3.        Dans un rapport médical AI, reçu par l’OAI le 13 novembre 2015, le Dr C______ a retenu comme diagnostic ayant un effet sur la capacité de travail une cécité de l’œil droit depuis le 3 mai 2015, à la suite d’une perte soudaine de l’acuité visuelle, au pronostic incertain, sans traitement spécifique. L’incapacité de travail était totale dans l’activité habituelle de couturière, en raison de la cécité de l’œil droit et de la perte de la vision 3D, qui se manifestaient dans l’impossibilité ou la réduction de la capacité de coudre. En revanche, une activité adaptée aux limitations fonctionnelles était immédiatement possible à 60%. Il n’était pas possible de s’exprimer sur une reprise de l’activité professionnelle, respectivement une amélioration de la capacité de travail.

4.        Dans un avis du 5 décembre 2015, la doctoresse D______, médecin du service médical régional (ci-après : SMR) de l’OAI, ne s’est pas exprimée sur la capacité fonctionnelle exigible et a donné pour instruction d’interroger le docteur E______, neurologue.

5.        Dans un rapport médical du 15 février 2016, le docteur F______, médecin interne, et le professeur G______, médecin adjoint agrégé responsable de l’unité de strabologie, neuro-ophtalmologie et ophtalmo-pédiatrie, au service d’ophtalmologie des HUG, ont posé le diagnostic de cécité unilatérale droite d’étiologie inconnue sans manifestation organique ophtalmologique. En résumant, l’assurée présentait une baisse d’acuité à 0,02 accompagnée d’une mydriase qui ne se resserrait pas à la pilocarpine de 1% dans l’absence d’un déficit d’afférence du côté atteint. La réponse optocinétique au test au miroir ne soutenait pas le résultat du champ visuel et de la baisse de l’acuité visuelle. Les examens électrophysiologiques étant sensibles à la fixation n’étaient pas contributifs dans ce contexte.

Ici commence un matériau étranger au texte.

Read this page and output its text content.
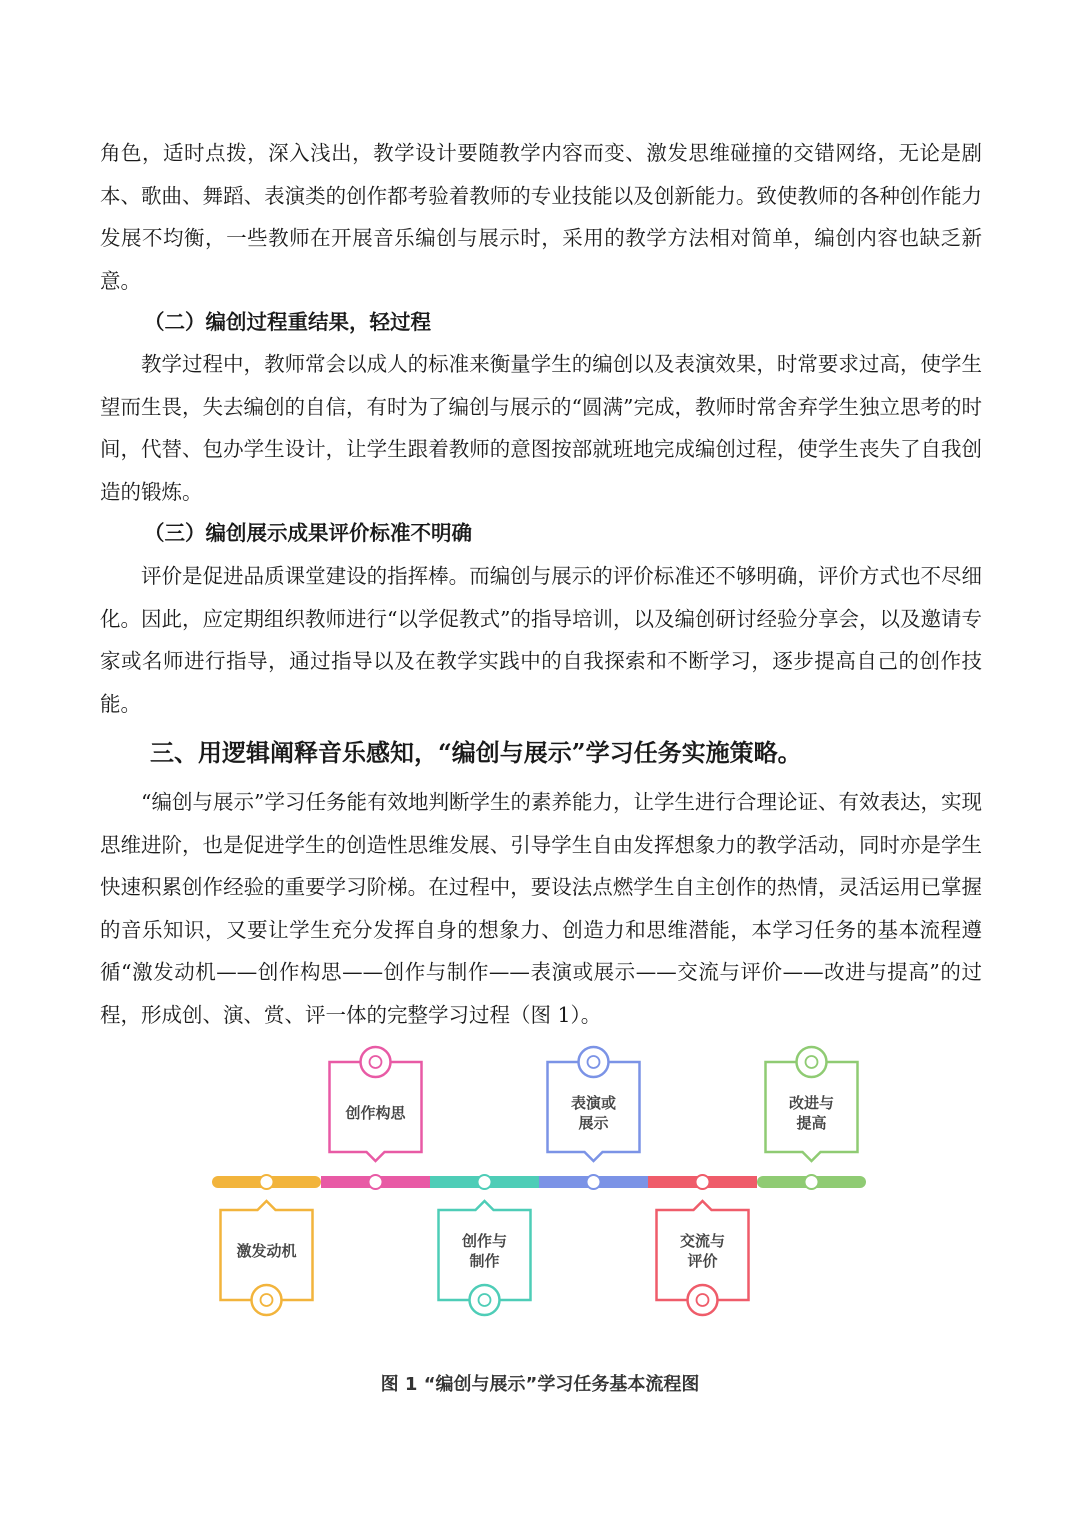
角色，适时点拨，深入浅出，教学设计要随教学内容而变、激发思维碰撞的交错网络，无论是剧本、歌曲、舞蹈、表演类的创作都考验着教师的专业技能以及创新能力。致使教师的各种创作能力发展不均衡，一些教师在开展音乐编创与展示时，采用的教学方法相对简单，编创内容也缺乏新意。

（二）编创过程重结果，轻过程

教学过程中，教师常会以成人的标准来衡量学生的编创以及表演效果，时常要求过高，使学生望而生畏，失去编创的自信，有时为了编创与展示的“圆满”完成，教师时常舍弃学生独立思考的时间，代替、包办学生设计，让学生跟着教师的意图按部就班地完成编创过程，使学生丧失了自我创造的锻炼。

（三）编创展示成果评价标准不明确

评价是促进品质课堂建设的指挥棒。而编创与展示的评价标准还不够明确，评价方式也不尽细化。因此，应定期组织教师进行“以学促教式”的指导培训，以及编创研讨经验分享会，以及邀请专家或名师进行指导，通过指导以及在教学实践中的自我探索和不断学习，逐步提高自己的创作技能。

三、用逻辑阐释音乐感知，“编创与展示”学习任务实施策略。

“编创与展示”学习任务能有效地判断学生的素养能力，让学生进行合理论证、有效表达，实现思维进阶，也是促进学生的创造性思维发展、引导学生自由发挥想象力的教学活动，同时亦是学生快速积累创作经验的重要学习阶梯。在过程中，要设法点燃学生自主创作的热情，灵活运用已掌握的音乐知识，又要让学生充分发挥自身的想象力、创造力和思维潜能，本学习任务的基本流程遵循“激发动机——创作构思——创作与制作——表演或展示——交流与评价——改进与提高”的过程，形成创、演、赏、评一体的完整学习过程（图 1）。

激发动机
创作构思
创作与
制作
表演或
展示
交流与
评价
改进与
提高
图 1 “编创与展示”学习任务基本流程图
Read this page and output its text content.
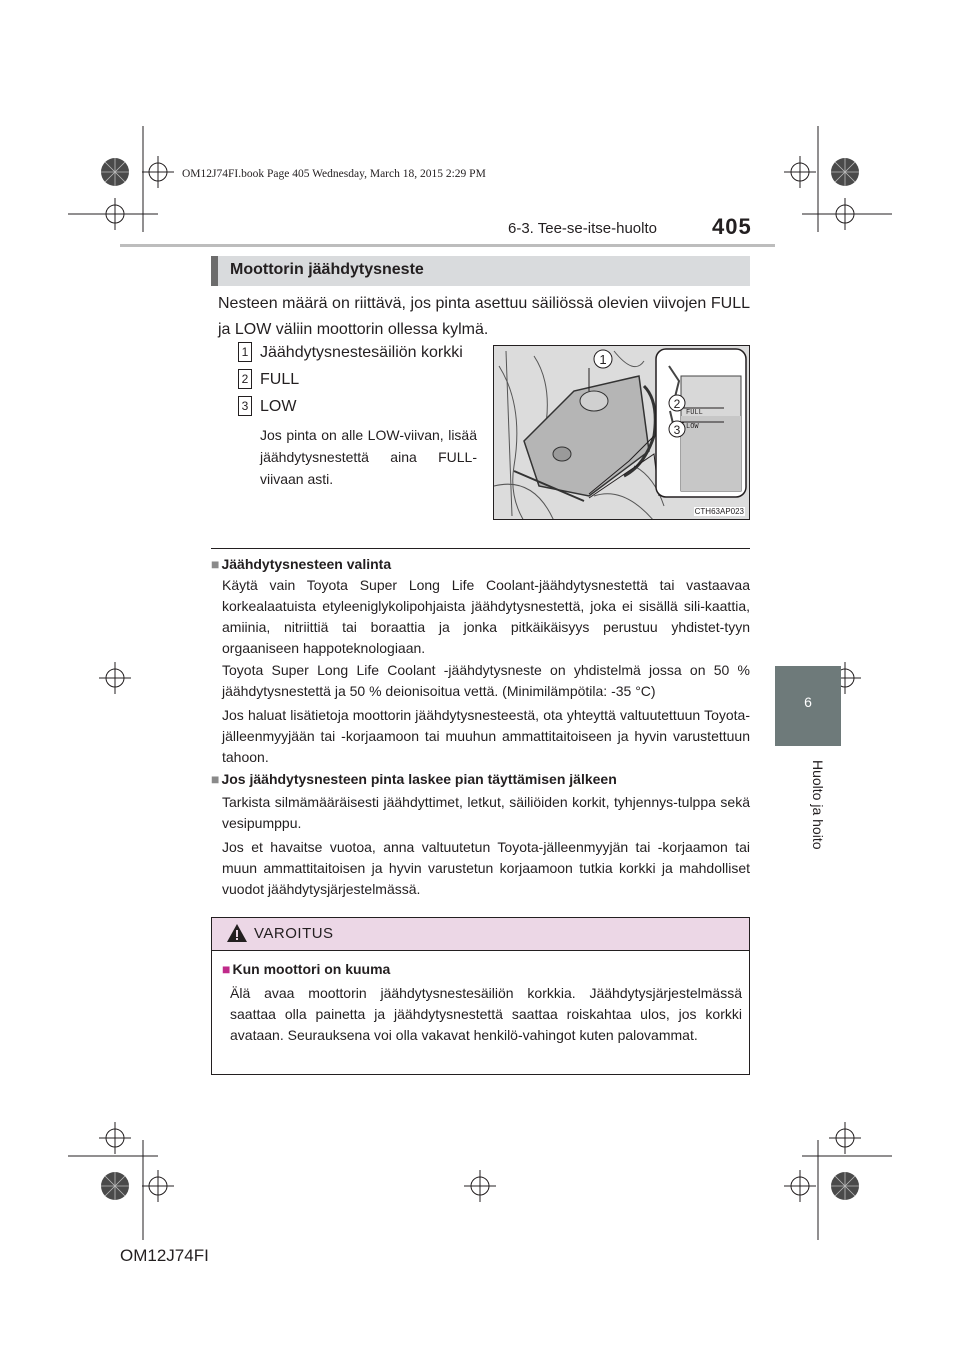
OM12J74FI.book Page 405 Wednesday, March 18, 2015 2:29 PM
6-3. Tee-se-itse-huolto	405
Moottorin jäähdytysneste
Nesteen määrä on riittävä, jos pinta asettuu säiliössä olevien viivojen FULL ja LOW väliin moottorin ollessa kylmä.
1 Jäähdytysnestesäiliön korkki
2 FULL
3 LOW
Jos pinta on alle LOW-viivan, lisää jäähdytysnestettä aina FULL-viivaan asti.
FULL
LOW
1
2
3
CTH63AP023
■ Jäähdytysnesteen valinta
Käytä vain Toyota Super Long Life Coolant-jäähdytysnestettä tai vastaavaa korkealaatuista etyleeniglykolipohjaista jäähdytysnestettä, joka ei sisällä sili-kaattia, amiinia, nitriittiä tai boraattia ja jonka pitkäikäisyys perustuu yhdistet-tyyn orgaaniseen happoteknologiaan.
Toyota Super Long Life Coolant -jäähdytysneste on yhdistelmä jossa on 50 % jäähdytysnestettä ja 50 % deionisoitua vettä. (Minimilämpötila: -35 °C)
Jos haluat lisätietoja moottorin jäähdytysnesteestä, ota yhteyttä valtuutettuun Toyota-jälleenmyyjään tai -korjaamoon tai muuhun ammattitaitoiseen ja hyvin varustettuun tahoon.
■ Jos jäähdytysnesteen pinta laskee pian täyttämisen jälkeen
Tarkista silmämääräisesti jäähdyttimet, letkut, säiliöiden korkit, tyhjennys-tulppa sekä vesipumppu.
Jos et havaitse vuotoa, anna valtuutetun Toyota-jälleenmyyjän tai -korjaamon tai muun ammattitaitoisen ja hyvin varustetun korjaamoon tutkia korkki ja mahdolliset vuodot jäähdytysjärjestelmässä.
6
Huolto ja hoito
VAROITUS
■ Kun moottori on kuuma
Älä avaa moottorin jäähdytysnestesäiliön korkkia. Jäähdytysjärjestelmässä saattaa olla painetta ja jäähdytysnestettä saattaa roiskahtaa ulos, jos korkki avataan. Seurauksena voi olla vakavat henkilö-vahingot kuten palovammat.
OM12J74FI
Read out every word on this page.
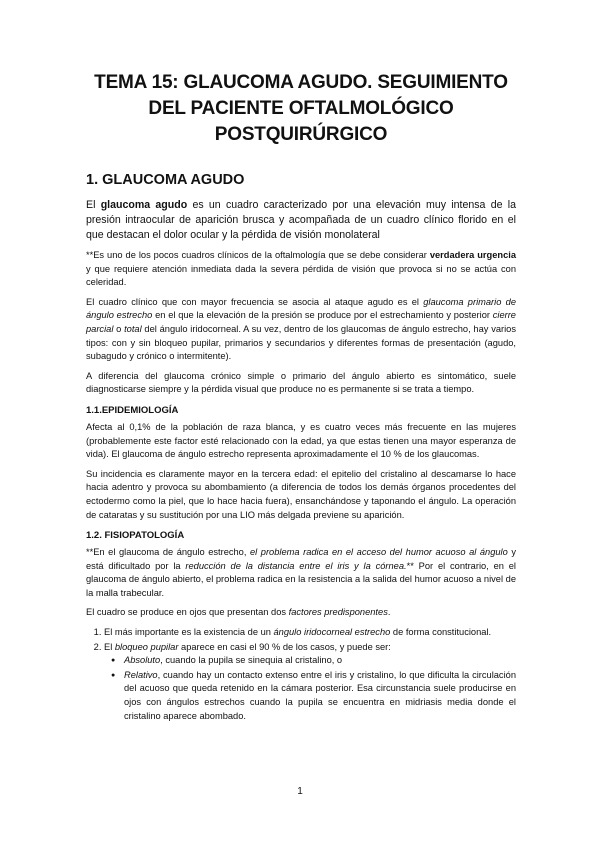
TEMA 15: GLAUCOMA AGUDO. SEGUIMIENTO
DEL PACIENTE OFTALMOLÓGICO
POSTQUIRÚRGICO
1. GLAUCOMA AGUDO
El glaucoma agudo es un cuadro caracterizado por una elevación muy intensa de la presión intraocular de aparición brusca y acompañada de un cuadro clínico florido en el que destacan el dolor ocular y la pérdida de visión monolateral

**Es uno de los pocos cuadros clínicos de la oftalmología que se debe considerar verdadera urgencia y que requiere atención inmediata dada la severa pérdida de visión que provoca si no se actúa con celeridad.

El cuadro clínico que con mayor frecuencia se asocia al ataque agudo es el glaucoma primario de ángulo estrecho en el que la elevación de la presión se produce por el estrechamiento y posterior cierre parcial o total del ángulo iridocorneal. A su vez, dentro de los glaucomas de ángulo estrecho, hay varios tipos: con y sin bloqueo pupilar, primarios y secundarios y diferentes formas de presentación (agudo, subagudo y crónico o intermitente).

A diferencia del glaucoma crónico simple o primario del ángulo abierto es sintomático, suele diagnosticarse siempre y la pérdida visual que produce no es permanente si se trata a tiempo.

1.1.EPIDEMIOLOGÍA

Afecta al 0,1% de la población de raza blanca, y es cuatro veces más frecuente en las mujeres (probablemente este factor esté relacionado con la edad, ya que estas tienen una mayor esperanza de vida). El glaucoma de ángulo estrecho representa aproximadamente el 10 % de los glaucomas.

Su incidencia es claramente mayor en la tercera edad: el epitelio del cristalino al descamarse lo hace hacia adentro y provoca su abombamiento (a diferencia de todos los demás órganos procedentes del ectodermo como la piel, que lo hace hacia fuera), ensanchándose y taponando el ángulo. La operación de cataratas y su sustitución por una LIO más delgada previene su aparición.

1.2. FISIOPATOLOGÍA

**En el glaucoma de ángulo estrecho, el problema radica en el acceso del humor acuoso al ángulo y está dificultado por la reducción de la distancia entre el iris y la córnea.** Por el contrario, en el glaucoma de ángulo abierto, el problema radica en la resistencia a la salida del humor acuoso a nivel de la malla trabecular.

El cuadro se produce en ojos que presentan dos factores predisponentes.

1. El más importante es la existencia de un ángulo iridocorneal estrecho de forma constitucional.
2. El bloqueo pupilar aparece en casi el 90 % de los casos, y puede ser:
● Absoluto, cuando la pupila se sinequia al cristalino, o
● Relativo, cuando hay un contacto extenso entre el iris y cristalino, lo que dificulta la circulación del acuoso que queda retenido en la cámara posterior. Esa circunstancia suele producirse en ojos con ángulos estrechos cuando la pupila se encuentra en midriasis media donde el cristalino aparece abombado.
1
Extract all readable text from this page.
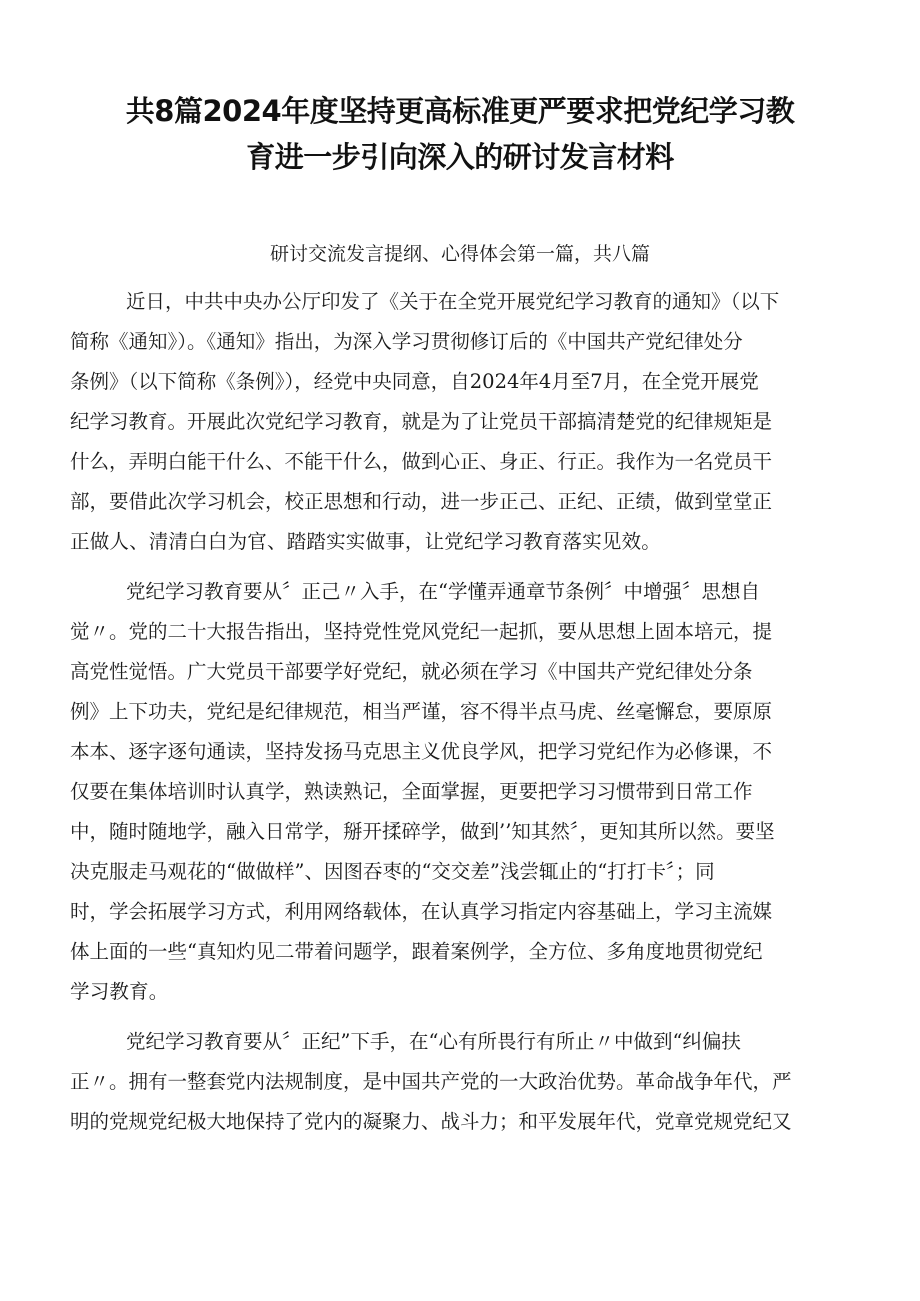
共8篇2024年度坚持更高标准更严要求把党纪学习教
育进一步引向深入的研讨发言材料
研讨交流发言提纲、心得体会第一篇，共八篇
近日，中共中央办公厅印发了《关于在全党开展党纪学习教育的通知》（以下
简称《通知》）。《通知》指出，为深入学习贯彻修订后的《中国共产党纪律处分
条例》（以下简称《条例》），经党中央同意，自2024年4月至7月，在全党开展党
纪学习教育。开展此次党纪学习教育，就是为了让党员干部搞清楚党的纪律规矩是
什么，弄明白能干什么、不能干什么，做到心正、身正、行正。我作为一名党员干
部，要借此次学习机会，校正思想和行动，进一步正己、正纪、正绩，做到堂堂正
正做人、清清白白为官、踏踏实实做事，让党纪学习教育落实见效。
党纪学习教育要从〞正己〃入手，在“学懂弄通章节条例〞中增强〞思想自
觉〃。党的二十大报告指出，坚持党性党风党纪一起抓，要从思想上固本培元，提
高党性觉悟。广大党员干部要学好党纪，就必须在学习《中国共产党纪律处分条
例》上下功夫，党纪是纪律规范，相当严谨，容不得半点马虎、丝毫懈怠，要原原
本本、逐字逐句通读，坚持发扬马克思主义优良学风，把学习党纪作为必修课，不
仅要在集体培训时认真学，熟读熟记，全面掌握，更要把学习习惯带到日常工作
中，随时随地学，融入日常学，掰开揉碎学，做到’’知其然〞，更知其所以然。要坚
决克服走马观花的“做做样”、因图吞枣的“交交差”浅尝辄止的“打打卡〞；同
时，学会拓展学习方式，利用网络载体，在认真学习指定内容基础上，学习主流媒
体上面的一些“真知灼见二带着问题学，跟着案例学，全方位、多角度地贯彻党纪
学习教育。
党纪学习教育要从〞正纪”下手，在“心有所畏行有所止〃中做到“纠偏扶
正〃。拥有一整套党内法规制度，是中国共产党的一大政治优势。革命战争年代，严
明的党规党纪极大地保持了党内的凝聚力、战斗力；和平发展年代，党章党规党纪又
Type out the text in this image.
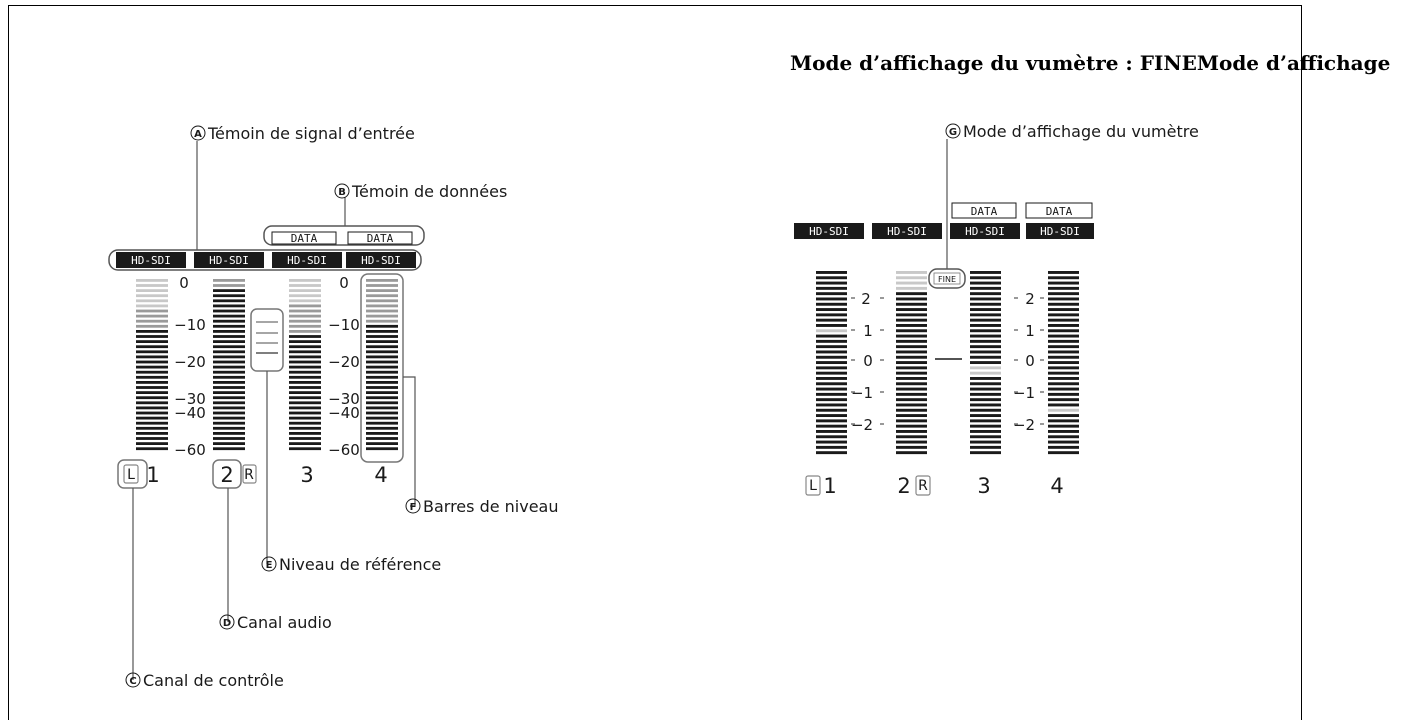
Mode d’affichage du vumètre : FINEMode d’affichage
HD-SDI	HD-SDI	HD-SDI	HD-SDI
DATA	DATA
0
−10
−20
−30
−40
−60
0
−10
−20
−30
−40
−60
L 1	2 R 3	4
A Témoin de signal d’entrée
B Témoin de données
F Barres de niveau
E Niveau de référence
D Canal audio
C Canal de contrôle
DATA	DATA
HD-SDI	HD-SDI	HD-SDI	HD-SDI
FINE
2
1
0
−1
−2
2
1
0
−1
−2
L 1	2 R 3	4
G Mode d’affichage du vumètre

6.        Le 7 mars 2016, le Dr F______ a rempli un rapport médical AI attestant comme diagnostic ayant un effet sur la capacité de travail d’une cécité unilatérale droite avec discordance clinique et paraclinique (l’examen ophtalmologique et l’IRM cérébrale étaient dans la norme), à la suite d’une baisse de l’acuité visuelle brutale avec douleurs à droite le 27 mai 2015, sans traitement hospitalier, ni cure, ni thérapie. Le pronostic était inconnu. Le Dr F______ assurait le traitement ambulatoire depuis le 17 décembre 2015 à la suite d’autres médecins du service. Un deuxième avis avait été demandé à l’Hôpital ophtalmique Jules-Gonin à Lausanne. L’incapacité de travail était totale dans l’activité habituelle de couturière professionnelle et de pompier, en raison de l’absence de vision binoculaire et de la cécité de l’œil droit.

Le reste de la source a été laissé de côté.